Furthermore, the requirements also help service providers and data catalog solution providers with the integration and customizing of data catalogs. Hence, we are confident that the derived requirements support the value proposition deployment of software companies that offer enterprise data catalogs as software products. Our requirements can also be linked to the Fraunhofer ISST functional model, extending it with prescriptive statements about the functionalities that data catalogs must provide [22]. The requirements can be used for context-specific benchmarks and act as a checklist for system designs or development projects. In addition, the requirements provide a starting point for future design-oriented research on data catalogs. To the best of our knowledge, existing data catalog tools only cover the set of requirements only in a basic manner, especially those focused on end-users (R11-R13). This highlights a significant gap that needs to be addressed.

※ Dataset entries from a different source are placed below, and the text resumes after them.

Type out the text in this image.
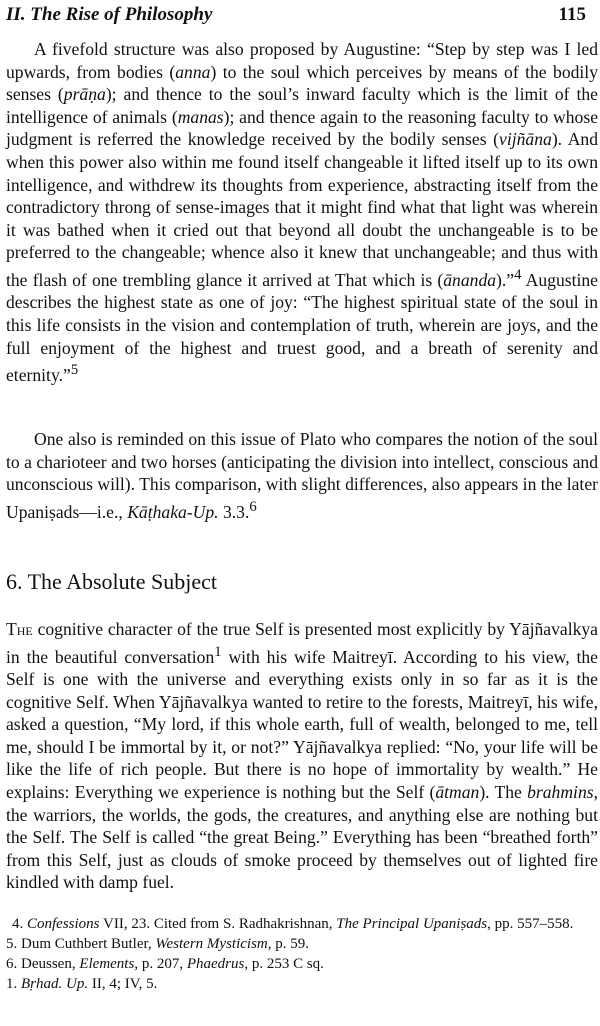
II. The Rise of Philosophy	115

A fivefold structure was also proposed by Augustine: “Step by step was I led upwards, from bodies (anna) to the soul which perceives by means of the bodily senses (prāṇa); and thence to the soul’s inward faculty which is the limit of the intelligence of animals (manas); and thence again to the reasoning faculty to whose judgment is referred the knowledge received by the bodily senses (vijñāna). And when this power also within me found itself changeable it lifted itself up to its own intelligence, and withdrew its thoughts from experience, abstracting itself from the contradictory throng of sense-images that it might find what that light was wherein it was bathed when it cried out that beyond all doubt the unchangeable is to be preferred to the changeable; whence also it knew that unchangeable; and thus with the flash of one trembling glance it arrived at That which is (ānanda).”$^4$ Augustine describes the highest state as one of joy: “The highest spiritual state of the soul in this life consists in the vision and contemplation of truth, wherein are joys, and the full enjoyment of the highest and truest good, and a breath of serenity and eternity.”$^5$

One also is reminded on this issue of Plato who compares the notion of the soul to a charioteer and two horses (anticipating the division into intellect, conscious and unconscious will). This comparison, with slight differences, also appears in the later Upaniṣads—i.e., Kāṭhaka-Up. 3.3.$^6$

6. The Absolute Subject

The cognitive character of the true Self is presented most explicitly by Yājñavalkya in the beautiful conversation$^1$ with his wife Maitreyī. According to his view, the Self is one with the universe and everything exists only in so far as it is the cognitive Self. When Yājñavalkya wanted to retire to the forests, Maitreyī, his wife, asked a question, “My lord, if this whole earth, full of wealth, belonged to me, tell me, should I be immortal by it, or not?” Yājñavalkya replied: “No, your life will be like the life of rich people. But there is no hope of immortality by wealth.” He explains: Everything we experience is nothing but the Self (ātman). The brahmins, the warriors, the worlds, the gods, the creatures, and anything else are nothing but the Self. The Self is called “the great Being.” Everything has been “breathed forth” from this Self, just as clouds of smoke proceed by themselves out of lighted fire kindled with damp fuel.

4. Confessions VII, 23. Cited from S. Radhakrishnan, The Principal Upaniṣads, pp. 557–558.

5. Dum Cuthbert Butler, Western Mysticism, p. 59.

6. Deussen, Elements, p. 207, Phaedrus, p. 253 C sq.

1. Bṛhad. Up. II, 4; IV, 5.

However, the requirements are mainly limited to the scientific literature, which at this point in time, has done relatively little research on data catalogs. Thus, these results present a synthesized knowledge of the literature but without integration of project experience knowledge from the field. Since domain-specific restrictions (e.g., related to interoperability, standardization or data governance) are not included, the requirements catalog is not exhaustive. Yet, the presented requirements build a foundation for further empirical research on the design of data catalogs capturing domain constraints.

Nevertheless, the requirements catalog should be validated and extended in further studies, especially through empirical cases or the analysis of existing data catalog systems in order to capture seemingly “trivial” requirements or requirements that reflect the dynamics of the field [14]. The latter is a particular problem given the breathtaking speed at which new AI solutions are introduced to the market which support IT-processes in particular. Therefore, we expect that those reshape the functionality of data catalogs and alter the elicited requirements significantly in the mid-term future. Given R1, it can be assumed that search functionality can be expected to benefit considerably in the near future by applying so called large language models that provide both a more user-friendly natural language interface and can extract semantic similarities. Accordingly, future studies should explore solution approaches for novel AI functions for data catalogs for the new levels of data catalog automation, their effectiveness, shortcomings, and their acceptance. In addition, future research can also explore best practices and strategies for implementing enterprise data catalogs. Ideally, this is done by utilizing the action design research approach in order to combine practical requirements, innovative solutions, and theoretical rigor.